En 2015, toujours à travers Facebook, Nicolas suivait les pérégrinations de ma compagnie de théâtre, le Méga Pobec. On entrait dans une tourmente, comme tant de compagnies sur le territoire. En 2016, on atteignait le point d’orgue de cette tornade. La nouvelle municipalité de la ville d’Evreux décidait la suppression totale et immédiate des aides allouées au théâtre Méga Pobec et à son lieu, et entraînait dans son sillage le retrait des aides territoriales. Elimination brutale, sans sommation de plus de 30 ans de travail mené sur le territoire de l’Eure en Normandie. Une compagnie prise dans la terrible turbulence engendrée par des choix politiques radicaux ; dégagée du paysage, rayée, biffée et reléguée aux oubliettes comme tant d’autres…

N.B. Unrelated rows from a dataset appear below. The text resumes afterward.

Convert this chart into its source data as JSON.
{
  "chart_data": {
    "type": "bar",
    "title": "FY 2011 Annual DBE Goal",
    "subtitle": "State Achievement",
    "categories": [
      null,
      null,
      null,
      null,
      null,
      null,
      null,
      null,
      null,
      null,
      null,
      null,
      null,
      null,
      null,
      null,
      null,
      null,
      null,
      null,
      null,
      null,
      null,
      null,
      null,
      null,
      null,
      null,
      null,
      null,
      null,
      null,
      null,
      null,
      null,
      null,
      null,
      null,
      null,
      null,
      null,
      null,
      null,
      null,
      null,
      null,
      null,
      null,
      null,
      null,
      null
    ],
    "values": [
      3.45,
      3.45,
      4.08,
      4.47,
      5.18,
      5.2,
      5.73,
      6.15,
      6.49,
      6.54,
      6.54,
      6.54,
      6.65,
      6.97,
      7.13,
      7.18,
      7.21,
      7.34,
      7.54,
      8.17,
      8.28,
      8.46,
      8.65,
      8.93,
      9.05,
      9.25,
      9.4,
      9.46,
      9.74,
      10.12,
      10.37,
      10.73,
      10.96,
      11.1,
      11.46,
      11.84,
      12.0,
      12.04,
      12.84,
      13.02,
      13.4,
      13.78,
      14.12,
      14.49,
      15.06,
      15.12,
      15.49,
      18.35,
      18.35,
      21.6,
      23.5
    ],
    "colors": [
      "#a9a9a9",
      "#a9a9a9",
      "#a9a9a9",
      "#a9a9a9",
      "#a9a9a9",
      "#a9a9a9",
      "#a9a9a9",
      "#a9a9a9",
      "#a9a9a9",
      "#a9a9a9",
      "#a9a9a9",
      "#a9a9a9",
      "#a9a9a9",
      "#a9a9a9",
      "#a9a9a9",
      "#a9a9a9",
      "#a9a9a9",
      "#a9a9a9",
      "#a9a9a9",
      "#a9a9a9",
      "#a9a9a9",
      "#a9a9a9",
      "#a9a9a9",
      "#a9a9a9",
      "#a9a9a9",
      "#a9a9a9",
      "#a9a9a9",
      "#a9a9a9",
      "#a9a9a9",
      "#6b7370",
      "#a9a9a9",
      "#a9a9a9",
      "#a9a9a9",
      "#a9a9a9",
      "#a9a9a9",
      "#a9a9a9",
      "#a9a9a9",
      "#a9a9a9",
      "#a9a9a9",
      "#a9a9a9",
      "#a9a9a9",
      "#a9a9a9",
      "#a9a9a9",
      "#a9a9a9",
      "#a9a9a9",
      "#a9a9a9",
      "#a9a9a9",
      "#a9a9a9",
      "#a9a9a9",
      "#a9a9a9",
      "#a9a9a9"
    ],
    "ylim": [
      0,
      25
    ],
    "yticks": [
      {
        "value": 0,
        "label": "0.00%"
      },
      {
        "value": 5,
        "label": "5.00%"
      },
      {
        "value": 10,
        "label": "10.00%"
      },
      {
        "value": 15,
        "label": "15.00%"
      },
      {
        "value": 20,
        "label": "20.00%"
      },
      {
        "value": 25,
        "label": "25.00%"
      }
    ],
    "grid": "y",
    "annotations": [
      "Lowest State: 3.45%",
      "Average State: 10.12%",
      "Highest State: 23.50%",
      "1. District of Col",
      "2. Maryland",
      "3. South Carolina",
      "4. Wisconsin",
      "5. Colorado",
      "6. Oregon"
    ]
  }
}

Toute une histoire passée à la trappe ; l’aventure d’une folle équipée qui transforma avec passion, par tranches successives de travaux, une chapelle abandonnée en un théâtre dévolu à la création, l’accueil, la résidence et la formation.




Une histoire, une aventure humaine issue de la décentralisation théâtrale (la Comédie de Caen) et nourrie de convictions forgées par les principes de l’éducation populaire. Une histoire qui s’inscrivait dans la dynamique et le paysage des lieux dits intermédiaires et indépendants.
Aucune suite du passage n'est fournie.